Aybakar’ın Orta Doğu coğrafyasında etkin olması Irak’ta Birleşmiş Milletler için kurdukları un fabrikası ile başlıyor. O dönem Irak yönetimi ambargodan dolayı kendi parası ile mal alamaz durumda. Ancak Birleşmiş Milletler’in kurduğu fon üzerinden bu alımları yapabiliyor. Irak hükümeti traktör alacak olsa bu fona başvuruyor ve fonun uygun bulduğu firmalardan birini seçerek ancak mal alabiliyor. Standartları oldukça yüksek olan Birleşmiş Milletler fonu, yapılması gereken bir un fabrikası için Aybakar’ın Ankara Akyurt’taki fabrikasında neredeyse bir ay kalıyor ve makineleri cıvatalarına kadar inceledikten sonra olur veriyor. Bu iş firmayı epeyce uğraştırsa da çok önemli bir deneyim oluyor. Bu işten sonra Irak pazarında büyüyen Aybakar bugün Irak pazarının yüzde 85’ine hakim durumda.
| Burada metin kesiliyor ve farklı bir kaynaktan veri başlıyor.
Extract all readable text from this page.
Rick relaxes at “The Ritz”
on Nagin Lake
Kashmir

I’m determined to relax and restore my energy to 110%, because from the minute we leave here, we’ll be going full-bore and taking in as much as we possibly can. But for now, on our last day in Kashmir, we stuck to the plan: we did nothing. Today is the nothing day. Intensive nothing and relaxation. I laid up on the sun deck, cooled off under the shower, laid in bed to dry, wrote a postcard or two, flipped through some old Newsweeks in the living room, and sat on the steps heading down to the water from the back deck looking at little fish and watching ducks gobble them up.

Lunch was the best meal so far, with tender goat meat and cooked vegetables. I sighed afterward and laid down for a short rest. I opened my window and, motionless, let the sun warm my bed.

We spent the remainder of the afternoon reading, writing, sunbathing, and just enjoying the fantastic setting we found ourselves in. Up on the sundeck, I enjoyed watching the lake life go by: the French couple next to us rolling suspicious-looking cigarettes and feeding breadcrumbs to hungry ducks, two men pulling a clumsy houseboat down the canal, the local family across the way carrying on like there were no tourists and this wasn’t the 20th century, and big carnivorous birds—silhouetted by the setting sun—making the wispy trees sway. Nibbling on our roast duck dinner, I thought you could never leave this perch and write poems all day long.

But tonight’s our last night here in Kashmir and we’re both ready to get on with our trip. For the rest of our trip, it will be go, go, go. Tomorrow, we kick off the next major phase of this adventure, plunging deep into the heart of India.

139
Aybakar için güven ve müşteri memnuniyeti her şeyden önce geliyor. Fabrikanın idari ofisleri hala ilk günkü şekliyle duruyor. Bu durumun kendileri için avantaj olduğunu belirten Mutafa İhsan Aybakar, “Ticarette güven çok önemli. Dedemin zamanından kalan masalar ve mobilyalar Aybakar’ın bir geleneği olduğunu ve bu geleneğin devam ettiğini gösteriyor. Bu yüzden ofis bölümünü hiç yenilemedik” diyor.
Aybakar’a duyulan güvenin en önemli faktörlerinden biri de müşteri memnuniyeti. Kullanım ömrü uzun makineler üreten firma, aradan ne kadar süre geçmiş olursa olsun müşterisine destek olmayı bilmiş; Paraguay’a 25 yıl önce sattıkları bir makinenin yedek parçasını 3 bin dolara tekrar üretip, 1000 dolara müşteriye göndermek pahasına olsa da…
Bugün 12 bin metre kare kapalı alanda faaliyetlerine devam eden Aybakar, 30 farklı ülkede anahtar teslimi projelere imza atan bir dünya firması konumunda.